(Originally published in the March 13, 2010 issue of The
Blood-Horse magazine. Feel free to share your own thoughts and opinions at
the bottom of the column.)
Great pedigrees, like fine wines or great books, only get better with age. Forty-five years ago I fell in love with fine-pedigreed horses. Oh, I knew what they were long before that but had never been exposed to so many at one time.
Wheatley Stable, Ogden Phipps, Rokeby, the Jeffords, Darby Dan, Greentree, Maine Chance Farm, Calumet, Claiborne, Charles Engelhard, the Woodwards, the Wideners, Bieber-Jacobs Stable; they all had one thing in common—good-to-great breeding programs. They had old-line mares they had bred years before and continued breeding out of their daughters, granddaughters, and great-granddaughters.
Where have all the pedigrees gone?
Publications concern themselves with sale averages—what sold last year is supposed to have some bearing on what this year’s horses should bring. One of the things never referred to is the difference from one year to the next in the catalogs. I have said more than once that the only way to compare sales is to have the same economy, selling the same horses to the same people. Because everything changes, the averages from one year to the next are meaningless.
The real fly in the ointment lies elsewhere.
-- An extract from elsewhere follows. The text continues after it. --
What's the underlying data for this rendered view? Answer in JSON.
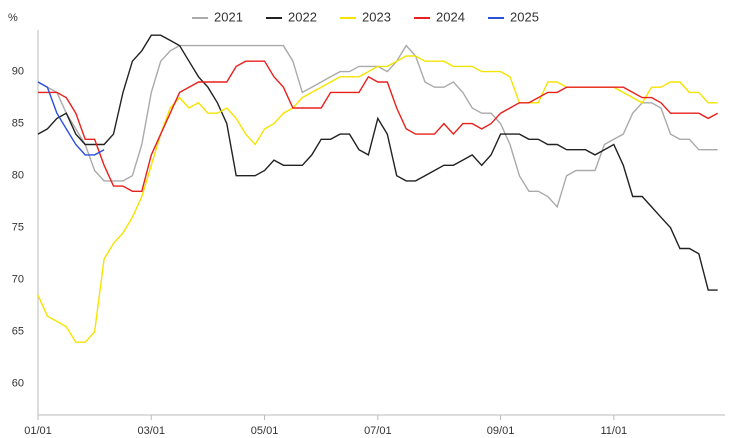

For years commercial breeders have mortgaged their collective futures for today’s cash. We have been only too glad to sell our best-bred horses to our friends from Japan, Ireland, England, France, and Dubai. When we look at today’s catalogs, they lack those female families that gave us star power and the need for those players from around the world to come to our sales.
We will continue to breed and race fine horses, but without some infusion of strong female families into our system, the foreign buyers will go elsewhere.
Consider what World War II did to Europe’s Thoroughbreds. For safety and cash, those horses flocked to our shores. It’s taken Europeans a lifetime to get them back, and we won’t quickly recover these families either. Great families have generally resided in the private sector. Commercial breeders gain access through breeding to some of those stallions. Today many of those stallions stand in other parts of the world. The synthetic surfaces offer us a chance to get some of these stallions back quicker.
I have never understood the domestic commercial buyers’ emphasis on conformation. It’s important when looking at a horse to see what will keep that individual from racing. Absent any real flaws, one should probably pay more attention to the pedigree.
The 2009 Keeneland November sale pointed out how pedigrees can make a sale. With the addition of the Overbrook Farm dispersal, we saw bloodlines that helped a down market show some strength. The sale topper, Honest Pursuit, a modest race mare with an outstanding pedigree, is one of a kind—the kind of pedigree that can be a boon to the purchaser for generations to come. Exaggeration? Take the purchase of La Troienne by Ogden Phipps. Many fine families and stallions today still trace back to her.
When my dad started in the Thoroughbred business 60-plus years ago, he would buy a filly off the racetrack. Where and how he found them, with the little technology they had at their disposal then, is mind-boggling. Hell, they had 24-hour entries then. He never kept proceeds from the sale of their offspring, instead reinvesting in another filly from time to time.
I’ve often wondered what my life would look like today had I been buying a decently bred filly each of the last 20-plus years. I might own pedigrees today that we no longer have access to.
Two such men (there are more) that did this were Charles Engelhard and Bill Young. By the time he died, Engelhard had amassed quite a band of broodmares. In Young’s case, he tried to buy the best-bred fillies in any given year and retire them when they were through racing. When both of these breeding programs finally ended, their dispersals brought huge sums of money and were snapped up into the private market for the most part.
Our stallion business will also suffer because of pedigree limitations. The stallions will do well here in America, but (for the most part) playing on an international level will be very hard to do. Many of the best-bred horses in the world are standing or racing in Europe and Japan. Though the Darleys and Juddmontes of this world have mares here, their offspring are generally destined for racing elsewhere.
I grew up with so many fine pedigrees. And now they’re gone.
John Greathouse and his family own Glencrest Farm near Midway, Ky.